Taq polymerases are commonly contaminated by bacterial DNA. This is a problem in PCR based bacterial typing and detection as it might cause false positive results. The unique properties of dsDNase make it suited for removal of contaminating DNA from PCR master mixes prior to addition of DNA template.
In figure 1, a PCR master mix was treated with different amounts of dsDNase before performing a qPCR to measure the contaminating bacterial DNA in the master mix. ArcticZymes dsDNase effectively removed contaminating DNA below known levels of the assay detection limits.
The dsDNase from Arctic shrimp (Pandalus borealis) is recombinantly produced in Pichia pastoris. It cleaves phosphodiester linkages in DNA to yield oligonucleotides with 5’-phosphate and 3’-hydroxyl termini.
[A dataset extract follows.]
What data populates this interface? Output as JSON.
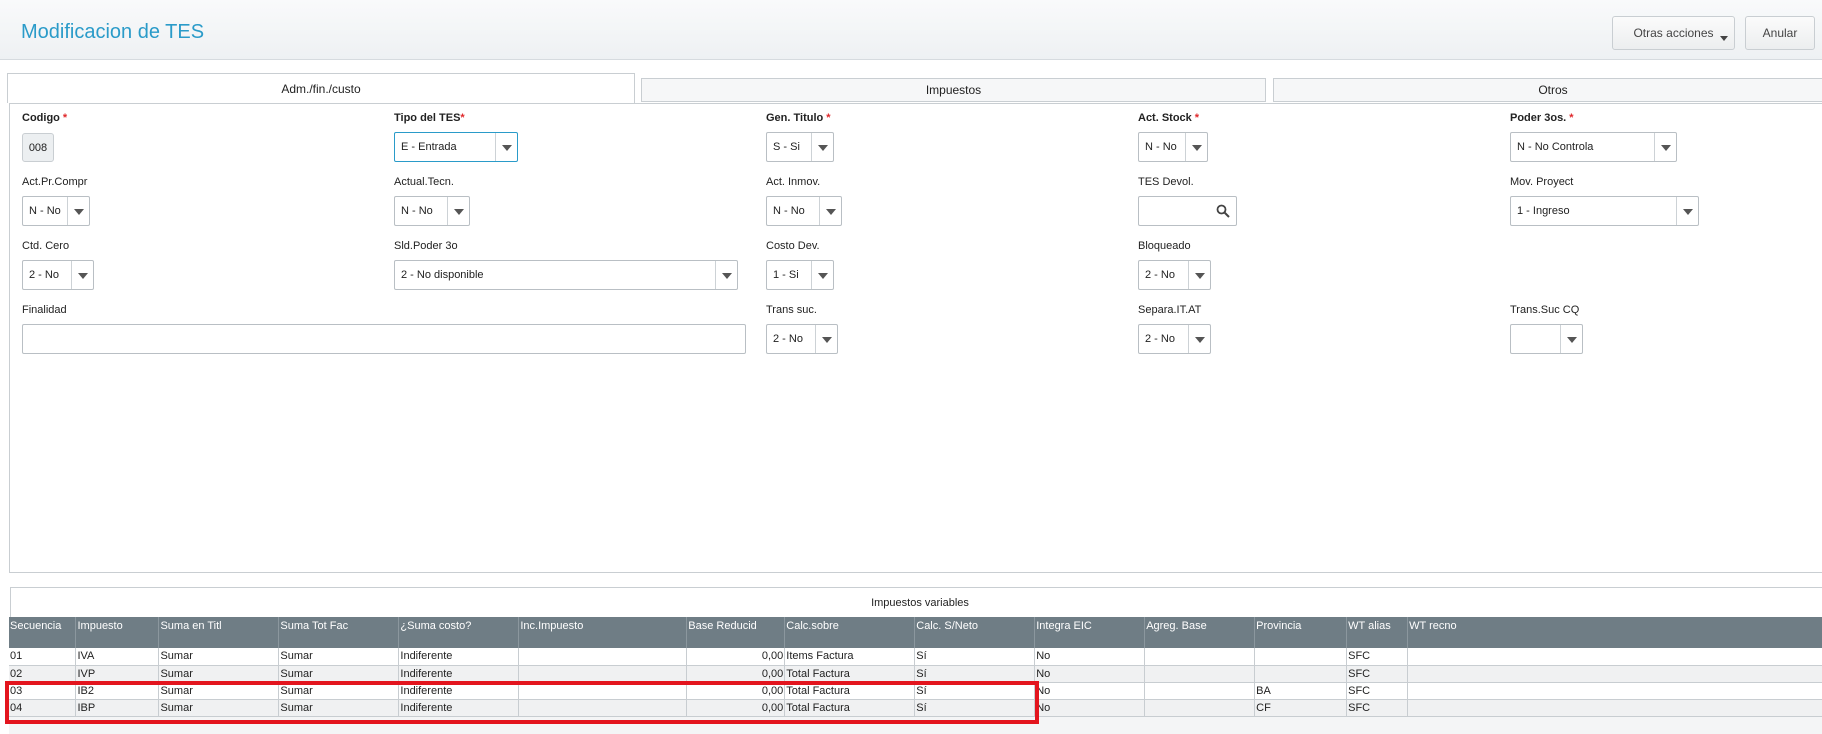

The specific activity is estimated to be 30 times higher than that of bovine DNase I. In the presence of magnesium as only divalent cation and using oligos as a substrate, the activity towards dsDNA is 5000-fold higher than towards ssDNA.
The unique double strand-specificity allows specific degradation of dsDNA while leaving shorter ssDNA as primers and probes essentially intact. Easy inactivation by moderate heat (65°C) allows addition of DNA intended for analysis directly after removal of contaminating DNA.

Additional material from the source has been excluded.